The Clawbacks Are Coming

In the coming days, the Centers for Medicare and Medicaid Services (CMS) is expected to release a major final rule regarding a few aspects of Medicare Advantage (MA). The main concern about the rule focuses on a section concerning the clawing back of improper payments, known as the Risk Adjustment Data Validation (RADV) provision. The changes to the RADV rule will determine how much money CMS can recover from MA plan sponsors – with stakes in the billions of dollars.

A quick summary of how CMS makes MA payments: CMS gives MA plans a per-beneficiary amount, with a variety of factors, such as location and beneficiary health, influencing the value of that payment. Crucial for our purposes, the sicker the beneficiary population, the greater the payment amount – a calculation known as risk adjustment. MA plans that manage to reduce spending can keep some of the savings.

The risk adjustment provision, which requires documentation of patient conditions self-reported by MA plans, is the subject of the new RADV rule. CMS’ current RADV process annually selects a given number of plans to review a given number of payments from prior years. If over- or under-payments are found, those mistakes are subsequently corrected by CMS, which either claws back money from MA plans or pays them more. The proposed rule makes the claim that CMS has the ability to aggregate payment errors from its sample size into a payment error rate, and then apply that rate to the entire MA contract (which CMS does not currently do) – meaning CMS can claw back payments from across the entire MA contract.
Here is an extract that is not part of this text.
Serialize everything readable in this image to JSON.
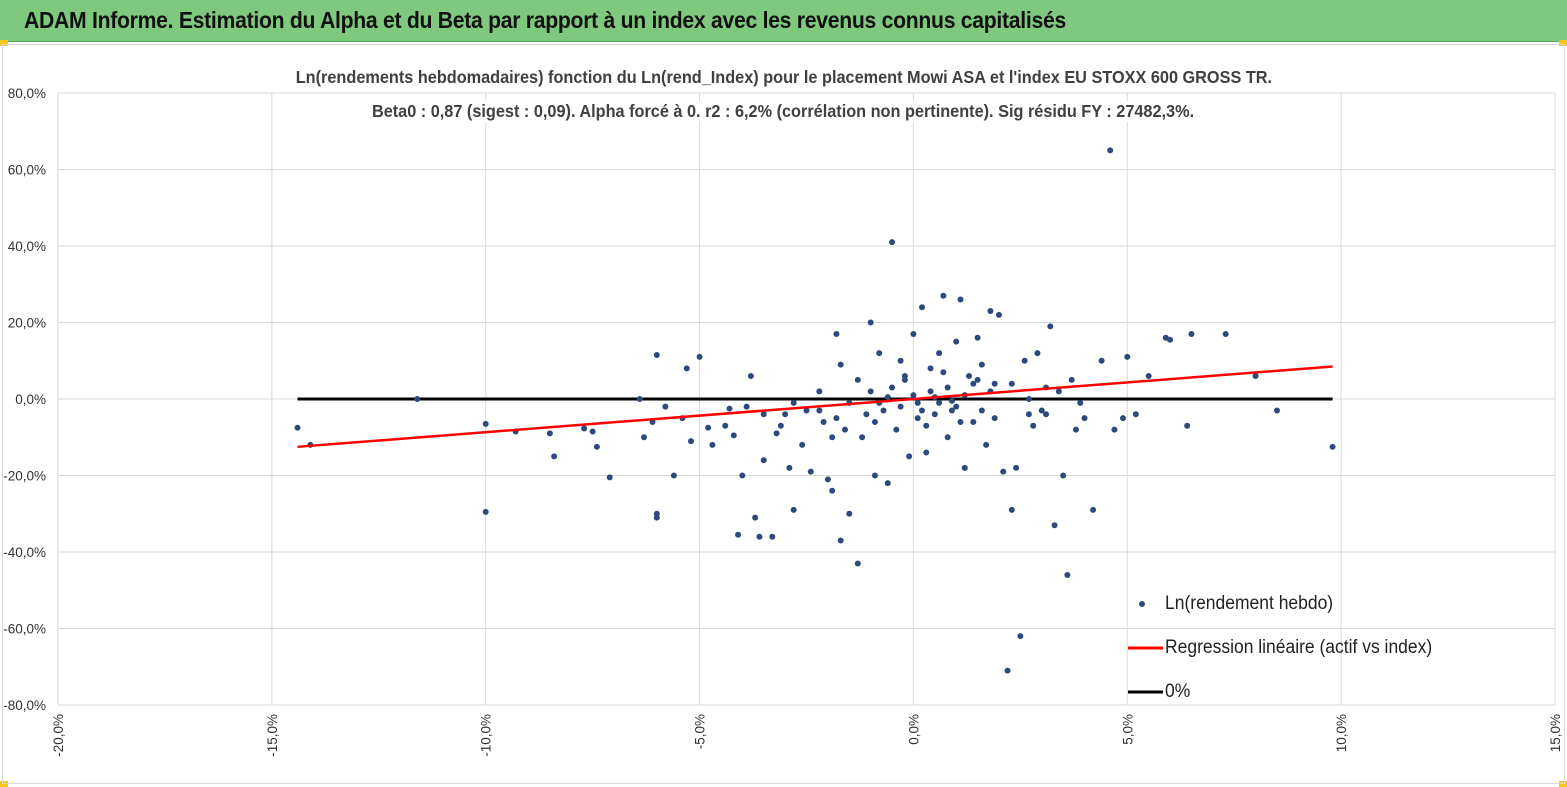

For example, if CMS finds that a sample of beneficiaries in an MA contract had a 20 percent overpayment rate, it could claw back 20 percent of all payments to that MA contract. Moreover, the RADV rule will allow CMS to audit, extrapolate, and recover money from MA plans as far back as 2011.
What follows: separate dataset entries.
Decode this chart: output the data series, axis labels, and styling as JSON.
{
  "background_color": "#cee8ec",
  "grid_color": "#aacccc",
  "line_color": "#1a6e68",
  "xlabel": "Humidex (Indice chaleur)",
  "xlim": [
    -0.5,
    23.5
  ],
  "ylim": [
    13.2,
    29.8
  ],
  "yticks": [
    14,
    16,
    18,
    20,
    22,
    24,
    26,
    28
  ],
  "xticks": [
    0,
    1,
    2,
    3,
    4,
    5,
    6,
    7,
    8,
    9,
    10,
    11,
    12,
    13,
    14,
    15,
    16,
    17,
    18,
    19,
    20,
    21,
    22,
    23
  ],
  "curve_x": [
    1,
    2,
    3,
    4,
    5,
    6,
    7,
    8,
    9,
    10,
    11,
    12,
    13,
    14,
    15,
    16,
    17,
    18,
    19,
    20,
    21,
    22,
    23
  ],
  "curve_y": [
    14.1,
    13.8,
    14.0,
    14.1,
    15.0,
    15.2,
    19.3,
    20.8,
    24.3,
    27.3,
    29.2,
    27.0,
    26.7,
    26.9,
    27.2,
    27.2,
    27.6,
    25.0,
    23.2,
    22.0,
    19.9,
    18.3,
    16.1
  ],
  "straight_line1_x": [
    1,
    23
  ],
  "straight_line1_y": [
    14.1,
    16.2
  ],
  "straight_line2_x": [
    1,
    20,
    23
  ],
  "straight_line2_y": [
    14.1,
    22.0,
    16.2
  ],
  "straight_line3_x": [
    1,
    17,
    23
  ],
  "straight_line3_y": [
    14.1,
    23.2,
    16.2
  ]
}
In a case of statistical malpractice, CMS is arguing that it can use a small sample size, as low as 201 MA beneficiaries per audited contract out of an average of roughly 36,000 beneficiaries per contract, to then broadly extrapolate an improper payment rate across the whole MA contract. CMS also proposes “focus[ing] on cohorts of enrollees that appear to raise programmatic concerns.” How CMS could possibly determine what cohort appears to “raise programmatic concerns” before auditing is left unsaid by the agency. As any high school statistics student knows, the smaller the sample size, the more inaccurate the conclusions. In CMS’ defense, the small sample size is likely driven in part by a lack of resources; in 2023, there are 794 MA contracts made up of 5,764 plans covering roughly 30 million people. One can see the immense challenge in auditing the medical records of even a fraction of that number.
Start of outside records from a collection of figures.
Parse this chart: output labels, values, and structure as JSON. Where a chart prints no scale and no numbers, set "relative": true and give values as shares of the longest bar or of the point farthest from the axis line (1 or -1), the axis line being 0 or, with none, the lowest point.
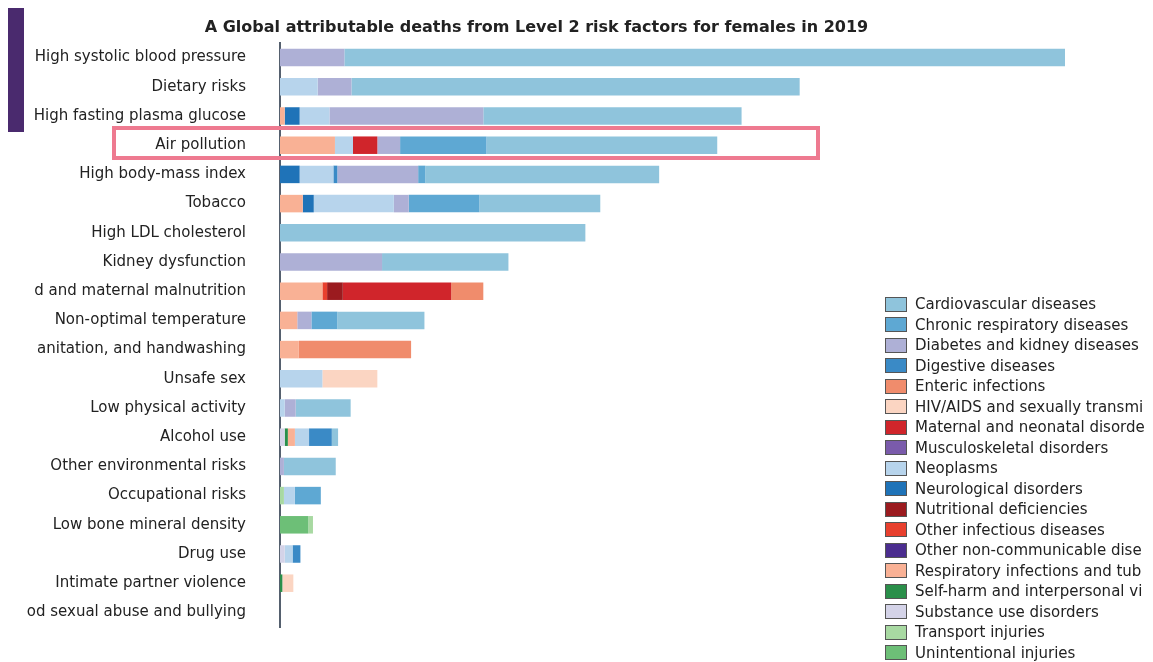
{
  "chart_data": {
    "type": "bar",
    "orientation": "horizontal",
    "stacked": true,
    "relative": true,
    "title": "A Global attributable deaths from Level 2 risk factors for females in 2019",
    "legend": "bottom right",
    "grid": false,
    "categories": [
      "High systolic blood pressure",
      "Dietary risks",
      "High fasting plasma glucose",
      "Air pollution",
      "High body-mass index",
      "Tobacco",
      "High LDL cholesterol",
      "Kidney dysfunction",
      "d and maternal malnutrition",
      "Non-optimal temperature",
      "anitation, and handwashing",
      "Unsafe sex",
      "Low physical activity",
      "Alcohol use",
      "Other environmental risks",
      "Occupational risks",
      "Low bone mineral density",
      "Drug use",
      "Intimate partner violence",
      "od sexual abuse and bullying"
    ],
    "series": [
      {
        "name": "Substance use disorders",
        "color": "#d4d3e8",
        "values": [
          null,
          null,
          null,
          null,
          null,
          null,
          null,
          null,
          null,
          null,
          null,
          null,
          null,
          0.006,
          null,
          null,
          null,
          0.006,
          null,
          null
        ]
      },
      {
        "name": "Self-harm and interpersonal vi",
        "color": "#2a8f4a",
        "values": [
          null,
          null,
          null,
          null,
          null,
          null,
          null,
          null,
          null,
          null,
          null,
          null,
          null,
          0.004,
          null,
          null,
          null,
          null,
          0.003,
          null
        ]
      },
      {
        "name": "Unintentional injuries",
        "color": "#6dbf77",
        "values": [
          null,
          null,
          null,
          null,
          null,
          null,
          null,
          null,
          null,
          null,
          null,
          null,
          null,
          null,
          null,
          null,
          0.036,
          null,
          null,
          null
        ]
      },
      {
        "name": "Transport injuries",
        "color": "#a8d9a2",
        "values": [
          null,
          null,
          null,
          null,
          null,
          null,
          null,
          null,
          null,
          null,
          null,
          null,
          null,
          null,
          null,
          0.005,
          0.006,
          null,
          null,
          null
        ]
      },
      {
        "name": "Respiratory infections and tub",
        "color": "#f9b195",
        "values": [
          null,
          null,
          0.006,
          0.07,
          null,
          0.029,
          null,
          null,
          0.054,
          0.022,
          0.024,
          null,
          null,
          0.009,
          null,
          null,
          null,
          null,
          null,
          null
        ]
      },
      {
        "name": "Other infectious diseases",
        "color": "#e8402e",
        "values": [
          null,
          null,
          null,
          null,
          null,
          null,
          null,
          null,
          0.006,
          null,
          null,
          null,
          null,
          null,
          null,
          null,
          null,
          null,
          null,
          null
        ]
      },
      {
        "name": "Nutritional deficiencies",
        "color": "#9b1b1f",
        "values": [
          null,
          null,
          null,
          null,
          null,
          null,
          null,
          null,
          0.02,
          null,
          null,
          null,
          null,
          null,
          null,
          null,
          null,
          null,
          null,
          null
        ]
      },
      {
        "name": "Neurological disorders",
        "color": "#1f73b8",
        "values": [
          null,
          null,
          0.019,
          null,
          0.025,
          0.014,
          null,
          null,
          null,
          null,
          null,
          null,
          null,
          null,
          null,
          null,
          null,
          null,
          null,
          null
        ]
      },
      {
        "name": "Neoplasms",
        "color": "#b7d4ec",
        "values": [
          null,
          0.048,
          0.038,
          0.023,
          0.043,
          0.102,
          null,
          null,
          null,
          null,
          null,
          0.054,
          0.006,
          0.018,
          null,
          0.014,
          null,
          0.01,
          null,
          null
        ]
      },
      {
        "name": "Digestive diseases",
        "color": "#3a8ac6",
        "values": [
          null,
          null,
          null,
          null,
          0.005,
          null,
          null,
          null,
          null,
          null,
          null,
          null,
          null,
          0.029,
          null,
          null,
          null,
          0.01,
          null,
          null
        ]
      },
      {
        "name": "Maternal and neonatal disorde",
        "color": "#d0252b",
        "values": [
          null,
          null,
          null,
          0.031,
          null,
          null,
          null,
          null,
          0.138,
          null,
          null,
          null,
          null,
          null,
          null,
          null,
          null,
          null,
          null,
          null
        ]
      },
      {
        "name": "HIV/AIDS and sexually transmi",
        "color": "#fbd5c2",
        "values": [
          null,
          null,
          null,
          null,
          null,
          null,
          null,
          null,
          null,
          null,
          null,
          0.07,
          null,
          null,
          null,
          null,
          null,
          null,
          0.014,
          null
        ]
      },
      {
        "name": "Enteric infections",
        "color": "#f08c6c",
        "values": [
          null,
          null,
          null,
          null,
          null,
          null,
          null,
          null,
          0.041,
          null,
          0.143,
          null,
          null,
          null,
          null,
          null,
          null,
          null,
          null,
          null
        ]
      },
      {
        "name": "Musculoskeletal disorders",
        "color": "#7a5bab",
        "values": [
          null,
          null,
          null,
          null,
          null,
          null,
          null,
          null,
          null,
          null,
          null,
          null,
          null,
          null,
          null,
          null,
          null,
          null,
          null,
          null
        ]
      },
      {
        "name": "Other non-communicable dise",
        "color": "#4b2d8f",
        "values": [
          null,
          null,
          null,
          null,
          null,
          null,
          null,
          null,
          null,
          null,
          null,
          null,
          null,
          null,
          null,
          null,
          null,
          null,
          null,
          null
        ]
      },
      {
        "name": "Diabetes and kidney diseases",
        "color": "#aeb0d6",
        "values": [
          0.082,
          0.043,
          0.196,
          0.029,
          0.103,
          0.019,
          null,
          0.13,
          null,
          0.018,
          null,
          null,
          0.014,
          null,
          0.005,
          null,
          null,
          null,
          null,
          null
        ]
      },
      {
        "name": "Chronic respiratory diseases",
        "color": "#5ea8d3",
        "values": [
          null,
          null,
          null,
          0.11,
          0.009,
          0.09,
          null,
          null,
          null,
          0.033,
          null,
          null,
          null,
          null,
          null,
          0.033,
          null,
          null,
          null,
          null
        ]
      },
      {
        "name": "Cardiovascular diseases",
        "color": "#8fc4dc",
        "values": [
          0.918,
          0.571,
          0.329,
          0.294,
          0.298,
          0.154,
          0.389,
          0.161,
          null,
          0.111,
          null,
          null,
          0.07,
          0.008,
          0.066,
          null,
          null,
          null,
          null,
          null
        ]
      }
    ]
  }
}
The RADV rule’s expected changes have MA plan sponsors howling—which makes clear why this rule, proposed in 2018, is just now being finalized. To be sure, the timing of the release closely follows an unforced error by MA plan sponsors. As discussed in a previous Weekly Checkup, MA plans are under fire for a suspiciously high amount of upcoding that made beneficiaries appear sicker than they were – and subsequently ensured MA plan sponsors got paid more. But CMS’ methodology in the RADV provision raises major questions and the agency must ensure a statistically accurate sample size. With billions of dollars at risk, CMS’ proposed methodology could push plan sponsors to jump ship, weakening one of the federal government’s most popular programs.